100 Grand.....3 Musketeers....5th Avenue.....Almond Joy
Baby Ruth......Butterfinger.......Snickers.....Sugar Babies
Take Five......Twix.....Whatchamacallit.....Whoppers
Zagnut....Zero

2007-09-28 14:02:27 · 6 answers · asked by kayboff 7 in Education & Reference Words & Wordplay

The Candy Names that didn't show up on the question are: Snickers,Sugar babies, Sugar Daddies and Whoppers

Thank you

2007-09-28 14:42:29 · update #1

6 answers

As I was walking down (LINE) 5th AVENUE with my sister and my friends, I noticed a bunch of (LINE) SUGAR DADDIES standing in the corner with a group of 'street walkers'. I smiled politely, when one of the men spoke up and said, "What's up my fine (LINE) SUGAR BABIES?"
I smiled and said, "Hi, how are you?" to cover over the (LINE) SNICKERS coming from the girls.
As we proceded on our walk towards the Little Towne Playhouse where i had rehersal, i noticed (LINE) 100 GRAND laying on the ground. "Sweet Mother of Pearl! It's the Motherload!" I exclaimed as i bent over to pick it up. At first i had a case of the (LINE) BUTTERFINGER as i kept dropping it; But finally managing to grab a hold of it, I said to my friends, "I found a bunch of money laying in the (LINE) WATCHAMACALIT!" At first they thought i was telling some (LINE) WHOPPERS, but then i showed them the wad of bills and my sister said, "OMG you (LINE) ZAGNUT, where'd you get that?!" So i told her again. "How much are you giving me?" she asked. (LINE) "ZERO" I told her, but then I laughed and said, "Of course you know i'll break you off a piece, you're my little (LINE) ALMOND JOY!"
Just then, (LINE) BABY RUTH, my acting coach who decided to take on the challenge of coaching me and the girls because she 'recognised talent,' came out and said, "Girls! Hurry, hurry, practise has already begun!" We were doing a production of The (LINE) 3 MUSKATEERS, and only had a few days left to rehersals. As we walked down the aisle, she pulled me aside and said (LINE) "beTWIXt you and me, Beans, I want you to audition for the Lead in the next production, okay honey? I think you're doing splendidly." Stunned, but grateful I said, "Okay, I won't disappoint you." She said, "Good, You'd better not."
As we began to rehearse for the current play, i couldn't keep focused with the wad of cash in my pocket. Neither could my friends. I asked if we could take a bathroom break, and our coach said, "Sure. Okay everyone, (LINE) TAKE 5!"
"Thanks," we said, as we made our way off of the stage, to the greenroom to unload my findings some place more suitable.

The End.


---> I used ALL 15! ....... lol the twix one was a difficult one to incorporate! ♥

2007-09-28 15:18:38 · answer #1 · answered by Anonymous · 2 0

If you insist: I really wanted to win $100 Grand.
I saw 2 of my sweet little Sugar Babies today.
The 4yr. old stuck his Butter finger in his mouth-then back and forth in the butter tub. I made him take five on the chair and he said, "Whatchamacallit," and I said, Where you learning those whoppers? Now you gonna sit there til I count to zero.
My friend brought her baby-Ruth, to see me. She had on the most beautiful almond----"Joy!", I said. "Watch out!" "You almost missed your turn onto 5th Avenue!" "I don't want to miss the movie, The 3 Musketeers." Joy said, "I'll get the snacks while you watch the baby. I'll have a Zagnut,Snickers, and a Pepsi," I said. She bought a Twix, Coke and popcorn for herself. Was such a fun day!

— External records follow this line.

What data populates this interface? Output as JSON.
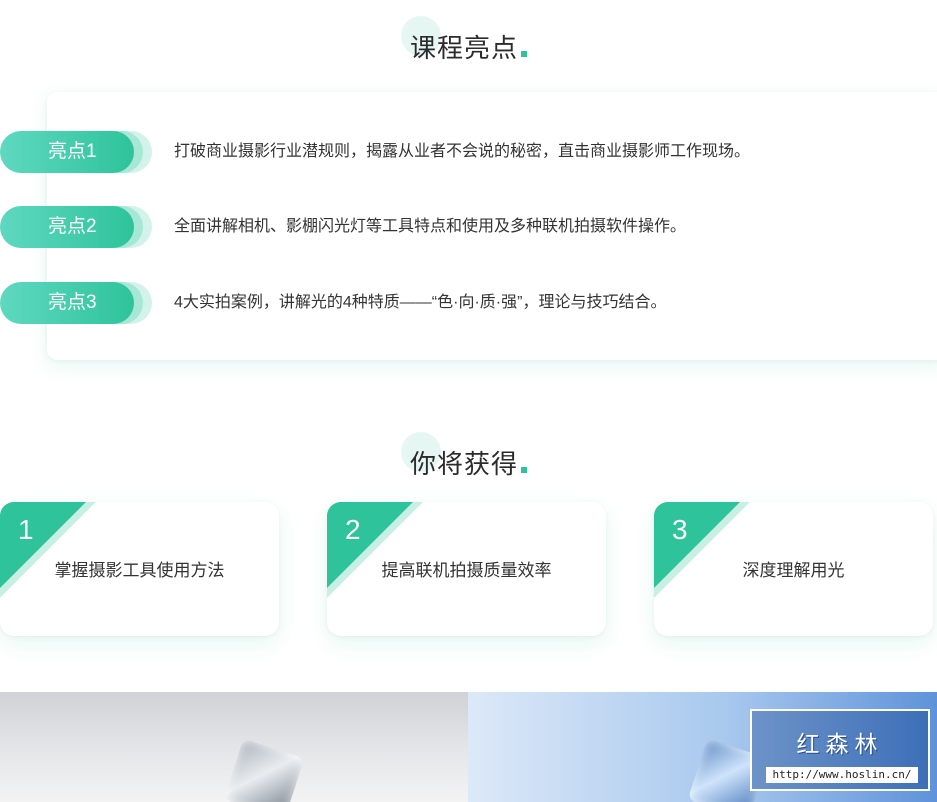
{
  "highlights": {
    "title": "课程亮点",
    "items": [
      {
        "badge": "亮点1",
        "text": "打破商业摄影行业潜规则，揭露从业者不会说的秘密，直击商业摄影师工作现场。"
      },
      {
        "badge": "亮点2",
        "text": "全面讲解相机、影棚闪光灯等工具特点和使用及多种联机拍摄软件操作。"
      },
      {
        "badge": "亮点3",
        "text": "4大实拍案例，讲解光的4种特质——“色·向·质·强”，理论与技巧结合。"
      }
    ]
  },
  "gains": {
    "title": "你将获得",
    "items": [
      {
        "num": "1",
        "text": "掌握摄影工具使用方法"
      },
      {
        "num": "2",
        "text": "提高联机拍摄质量效率"
      },
      {
        "num": "3",
        "text": "深度理解用光"
      }
    ]
  },
  "watermark": {
    "title": "红森林",
    "url": "http://www.hoslin.cn/"
  },
  "colors": {
    "accent": "#2ec39b",
    "accent_light": "#5fd8c0"
  }
}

2007-09-28 14:57:53 · answer #2 · answered by kriend 7 · 1 0

The Three Musketeers were walking down 5th Avenue when Baby Ruth, the scarlet woman jumped out at them from her street corner and tried to make them her Sugar Daddies.

Alfonso took Baby Ruth with him back to Zagnut hotel, while Dartanion took Almond Joy with him to M&M's Descreet by the hour rental.

It wasn't a great night for Alfonso though. Baby Ruth proved to be a butterfinger and kept dropping things on the floor, including a one-of-a-kind lamp from Mars worth about 100 Grand. Dartanion had a little more luck. After Almond Joy got over her initial shock at seeing his "whatchamacallit" all she had to do was take five dollars from him and they found themselves twix the bedsheets.

The next day, Alfonso got snickers from everyone else at his poor night. "Zero!!!!" Dartanion called, because of course, he had had an amazing night, and it was Pay Day.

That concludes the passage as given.